By shortening the knurl on the bar, you're preventing it from being effectively used by a large population of powerlifters. Many powerlifters lack the mobility to grip the bar where the knurling is currently available on the PowerSpeed Bar, and because of that, they would have to squat with their hands on the part of the bar that is slick.
Also, shortening the knurling would make it difficult for people who perform snatch grip deadlifts and wide grip bench.

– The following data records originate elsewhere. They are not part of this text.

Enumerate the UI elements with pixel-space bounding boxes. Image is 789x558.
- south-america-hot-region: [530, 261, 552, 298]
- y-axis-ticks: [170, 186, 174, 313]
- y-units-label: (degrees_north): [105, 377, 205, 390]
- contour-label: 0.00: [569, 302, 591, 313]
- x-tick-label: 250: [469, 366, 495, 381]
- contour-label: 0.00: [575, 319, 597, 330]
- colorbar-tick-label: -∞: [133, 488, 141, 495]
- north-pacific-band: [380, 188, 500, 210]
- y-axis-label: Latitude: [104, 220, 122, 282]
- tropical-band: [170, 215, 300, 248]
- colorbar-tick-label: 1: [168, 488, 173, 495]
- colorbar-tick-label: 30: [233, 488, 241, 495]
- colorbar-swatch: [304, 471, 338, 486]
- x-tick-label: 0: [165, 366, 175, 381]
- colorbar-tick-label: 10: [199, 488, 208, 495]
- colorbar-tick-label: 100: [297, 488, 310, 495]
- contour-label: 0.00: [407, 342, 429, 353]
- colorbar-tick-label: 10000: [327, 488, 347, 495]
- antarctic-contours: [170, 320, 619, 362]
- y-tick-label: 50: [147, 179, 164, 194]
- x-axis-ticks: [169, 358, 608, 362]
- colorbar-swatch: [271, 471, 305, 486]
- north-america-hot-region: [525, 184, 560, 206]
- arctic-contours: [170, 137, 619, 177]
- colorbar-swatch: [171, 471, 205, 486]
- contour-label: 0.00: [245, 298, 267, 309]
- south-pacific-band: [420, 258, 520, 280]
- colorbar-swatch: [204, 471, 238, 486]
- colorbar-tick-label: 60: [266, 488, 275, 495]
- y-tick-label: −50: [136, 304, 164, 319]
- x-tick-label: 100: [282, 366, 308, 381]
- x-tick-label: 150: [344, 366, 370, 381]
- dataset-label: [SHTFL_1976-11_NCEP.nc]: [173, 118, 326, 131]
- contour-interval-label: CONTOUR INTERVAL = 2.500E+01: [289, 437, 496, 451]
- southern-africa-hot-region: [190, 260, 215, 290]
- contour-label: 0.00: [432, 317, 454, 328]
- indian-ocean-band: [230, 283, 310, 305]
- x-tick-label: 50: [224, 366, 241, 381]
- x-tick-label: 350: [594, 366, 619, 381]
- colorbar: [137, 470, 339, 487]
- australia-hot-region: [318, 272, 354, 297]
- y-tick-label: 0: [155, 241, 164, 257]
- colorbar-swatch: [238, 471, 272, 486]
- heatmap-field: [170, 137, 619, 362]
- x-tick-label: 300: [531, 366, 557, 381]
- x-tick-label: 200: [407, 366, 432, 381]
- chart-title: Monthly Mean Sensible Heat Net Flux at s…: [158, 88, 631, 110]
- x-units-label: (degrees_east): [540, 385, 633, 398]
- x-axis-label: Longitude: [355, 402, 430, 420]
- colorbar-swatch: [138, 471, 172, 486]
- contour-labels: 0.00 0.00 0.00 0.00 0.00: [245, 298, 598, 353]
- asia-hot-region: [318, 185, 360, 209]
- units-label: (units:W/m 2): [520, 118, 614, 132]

But, all of this said, the PowerSpeed Bar is essentially a squat bar. Although Rep Fitness doesn't say this in their marketing or site, that's what it is. However, a dedicated squat bar might as well be as stiff and thick as possible. The Texas Squat Bar is 55 LBs and has a 32MM diameter shaft.
Therefore, the PowerSpeed Bar is placed in this awkward position where it's not REALLY optimized to be a squat bar, and it doesn't REALLY perform all that well for other movements.
Next, the sleeves on the bar are completely smooth. If you don't use clips on the bar, the plates will slide, even calibrated plates. Although it's pretty much always suggested to use clips, I typically don't on my warm-up sets, and that's impossible with the smooth sleeves. I really wish they would have ribbed them.
Lastly, Rep Fitness makes an AWESOME power bar in the Rep Fitness SS Power Bar. However, the Stainless Steel version is even cheaper than the PowerSpeed Bar even though the tensile strength of the bars doesn't have a dramatic difference. If you want a Rep Fitness Power Bar, grab the SS Power Bar.
All of this said, overall, if the specs and unique features of this bar meet your preferences, then pick it up. It's a good barbell at a good price, it just fits in a weird category in my opinion. Disagree, let us know in the comments.
We like that Rep Fitness is trying new things. It may seem like we're “bashing” their bar, but that's the nature of being honest in our reviews.
The idea of making it easier to slide on j-cups is great, but the disadvantage of being able to grip out wide is too big of a disadvantage for most people. One idea I have is to simply make the knurling more passive at the end of the bar, that way there's still something for people to grip, but it accomplishes the original intent of the bar.
The next glaring weakness of the bar is the smooth sleeves. I don't see a reason to have bare sleeves other than cutting costs. They may have a good reason for it, I just don't see it. So, my suggested improvement would be to rib the sleeves.
Finally, both of the end cap stickers are peeling off the bar. I've seen this happen with other imported bars and it is an annoyance. In my opinion, this is the shining point for branding the bar, make it memorable and exude quality. I do like the etching on the inner sleeve, however.